Gareth Williams is Emeritus Professor at the Institute of Education, London University. He founded the Centre for Higher Education Studies in 1985 and was its Director until his retirement in 2001. An education economist; he has worked mainly on higher education finance.
Contents: Ourania Filippakou: Higher Education As a Public Good: Notes for a Discussion - Ronald Barnett: In Search of a Public: Higher Education in a Global Age - Paul Standish: Transparency, Accountability and the Public Role of Higher Education - Peter Scott: Higher Education, the Public Good and the Public Interest - Mala Singh: Institutionalising the Public Good: Conceptual and Regulatory Challenges - Pedro Teixeira: A Most Public Private Matter - Changing Ideas of Economists about the Public-Private Dimensions of Higher Education - Angela Brew: The Paradoxical University and the Public Good - Ted Tapper: Is Higher Education a Public Good? An Analysis of the English Debate - Kai-ming Cheng/Rui Yang: A Cultural Value in Crisis: Education As Public Good in China - David D. Dill: Assuring the Public Good in Higher Education: Essential Framework Conditions and Academic Values - Jon Nixon: Inequality and the Erosion of the Public Good - Gareth Williams: Reflections on the Debate.

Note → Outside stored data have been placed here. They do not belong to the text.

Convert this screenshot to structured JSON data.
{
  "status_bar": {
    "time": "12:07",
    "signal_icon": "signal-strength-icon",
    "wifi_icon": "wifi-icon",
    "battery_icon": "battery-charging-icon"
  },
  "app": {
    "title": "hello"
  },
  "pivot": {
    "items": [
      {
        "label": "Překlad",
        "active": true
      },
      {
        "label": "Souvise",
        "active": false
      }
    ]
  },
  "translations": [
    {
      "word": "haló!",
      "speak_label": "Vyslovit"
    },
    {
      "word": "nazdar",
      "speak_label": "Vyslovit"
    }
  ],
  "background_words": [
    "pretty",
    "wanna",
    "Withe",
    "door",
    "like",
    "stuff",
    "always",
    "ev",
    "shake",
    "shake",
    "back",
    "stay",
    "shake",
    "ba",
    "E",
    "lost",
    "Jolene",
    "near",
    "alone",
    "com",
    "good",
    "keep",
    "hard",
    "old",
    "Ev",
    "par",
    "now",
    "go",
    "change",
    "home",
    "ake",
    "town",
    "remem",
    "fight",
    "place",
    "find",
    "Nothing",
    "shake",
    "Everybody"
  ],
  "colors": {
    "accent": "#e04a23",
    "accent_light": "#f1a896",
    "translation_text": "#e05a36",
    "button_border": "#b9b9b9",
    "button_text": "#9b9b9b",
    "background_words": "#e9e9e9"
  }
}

Higher education is likely to involve the majority of people at some time in their lives in the twenty-first century. The main drivers of expansion in the previous century were a belief that widening access promotes social equity and the advance of knowledge as the main factor underpinning economic success for individuals and societies. However, universal higher education in rapidly changing economies raises many questions that have been inadequately treated by previous authors. This volume focuses on the question of whether it is appropriate and inevitable that higher education systems are becoming so large and so diverse that the only realistic way they can be analysed is as aggregates of market-like transactions. Most of the authors are not satisfied with this conclusion, but they recognise, from several disciplinary perspectives, that it is no longer possible to take it for granted that higher education is intrinsically a public good. Are there convincing alternatives?